Personal Wellness: Eat
micfijasan Health, Fitness, Food DK30 Fall 2021 0 0
Description
I’d like to further some previous efforts on my end to eat better. I’ve identified 2 areas I’d like to improve:
- Drink more water. Some days I’ve noticed that I wake up or leave work super thirsty, and suspect I’m not getting enough water in day-to-day activities.
- Avoid the “make it a meal” temptation when eating out, as I’ve found it leads to increased soda consumption and likely too much food in general.
Recent Updates
Week 2 Update: I got the tracker set up, noticed that meals where I didn’t go “a la carte” were about 600 calories more (or 1.75x) more than home-cooked meals. Still could be better with the amount I’m eating out and how much I’m getting when I do, but I feel as though the set-up has been sound, hopefully I can commit to this a bit better moving forward.
Goals for next week: Better define dinner “score” to reflect what I’m actually aiming for with the tracker. Ensure I drink a full bottle of water at home. With my new work project supposedly including daily lunch, I’d also like to include most dinners as make-at-home this week since I the leftovers I usually have won’t be take up a lunch.

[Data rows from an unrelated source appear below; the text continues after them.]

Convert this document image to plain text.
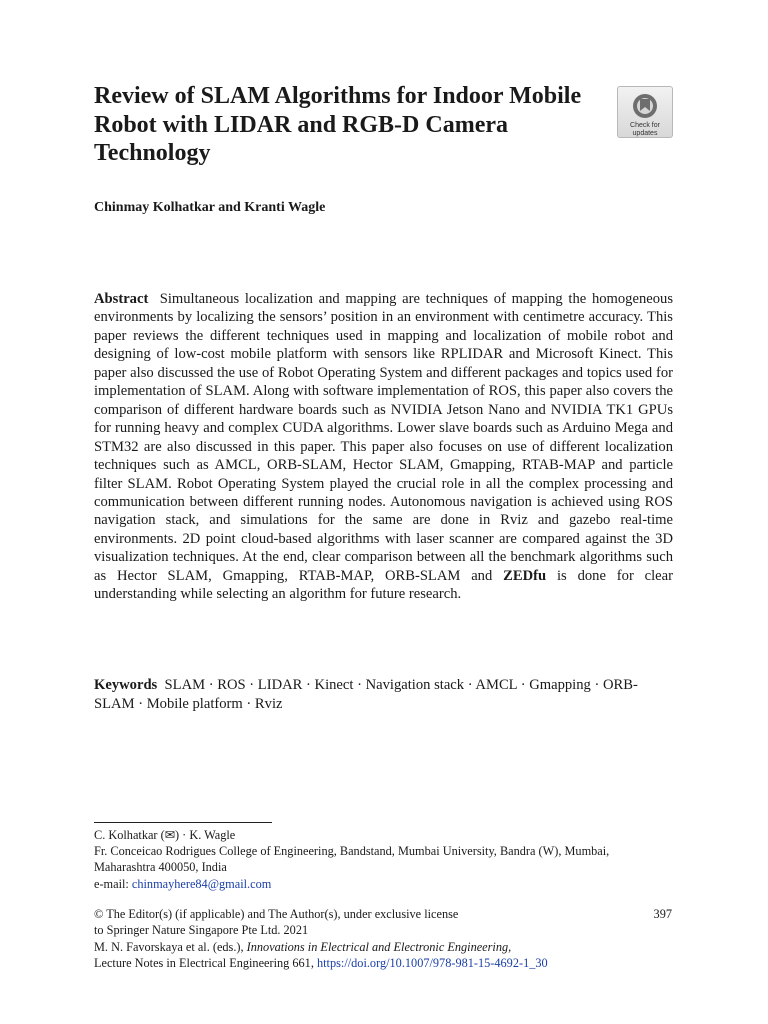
Review of SLAM Algorithms for Indoor Mobile Robot with LIDAR and RGB-D Camera Technology
Check for
updates
Chinmay Kolhatkar and Kranti Wagle

Abstract Simultaneous localization and mapping are techniques of mapping the homogeneous environments by localizing the sensors’ position in an environment with centimetre accuracy. This paper reviews the different techniques used in mapping and localization of mobile robot and designing of low-cost mobile platform with sensors like RPLIDAR and Microsoft Kinect. This paper also discussed the use of Robot Operating System and different packages and topics used for implementation of SLAM. Along with software implementation of ROS, this paper also covers the comparison of different hardware boards such as NVIDIA Jetson Nano and NVIDIA TK1 GPUs for running heavy and complex CUDA algorithms. Lower slave boards such as Arduino Mega and STM32 are also discussed in this paper. This paper also focuses on use of different localization techniques such as AMCL, ORB-SLAM, Hector SLAM, Gmapping, RTAB-MAP and particle filter SLAM. Robot Operating System played the crucial role in all the complex processing and communication between different running nodes. Autonomous navigation is achieved using ROS navigation stack, and simulations for the same are done in Rviz and gazebo real-time environments. 2D point cloud-based algorithms with laser scanner are compared against the 3D visualization techniques. At the end, clear comparison between all the benchmark algorithms such as Hector SLAM, Gmapping, RTAB-MAP, ORB-SLAM and ZEDfu is done for clear understanding while selecting an algorithm for future research.

Keywords SLAM · ROS · LIDAR · Kinect · Navigation stack · AMCL · Gmapping · ORB-SLAM · Mobile platform · Rviz

C. Kolhatkar (✉) · K. Wagle
Fr. Conceicao Rodrigues College of Engineering, Bandstand, Mumbai University, Bandra (W), Mumbai, Maharashtra 400050, India
e-mail: chinmayhere84@gmail.com
© The Editor(s) (if applicable) and The Author(s), under exclusive license
to Springer Nature Singapore Pte Ltd. 2021
M. N. Favorskaya et al. (eds.), Innovations in Electrical and Electronic Engineering,
Lecture Notes in Electrical Engineering 661, https://doi.org/10.1007/978-981-15-4692-1_30
397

Week 1 Update: While I didn’t get a specific tracker set up until today, I did make an adjustment that involved washing out my travel mug after I finished coffee in the morning and use it to drink water later. “A la carte” ordering happened in 1 of 3 meals this week. No caloric checks performed yet. Would say about 50% effective overall.
Estimated Timeframe
Oct 29th - Nov 28th
Week 1 Goal
- Set aside a designated “water bottle” and track how many days I empty it.
- Order dinner “a la carte” in 2 of my next 3 times eating out
- Get a general calorie count for my meals. More of a bonus, but I suspect some days may be inconsistent in total caloric intake. May be able to make adjustments in future if that’s a finding.
Week 2 Goal
Continue tracking water intake, look to improve total. Set 1 meal for “combo meal” (likely Saturday dinner); all else is a la carte If overall production leaves me feeling peckish, find a fruit/veggie type snack (e.g. baby carrots, raisins) to keep me satisfied until my full meal.
Week 3 Goal
Maintain the above plan. If I can move 1 “eat out” meal to “make at home” meal, do so If I can, add 1 extra veggie to a recipe for the week.
Week 4 Goal
Maintain the above plan. Evaluate the Week 3 stretch goals and adjust if necessary.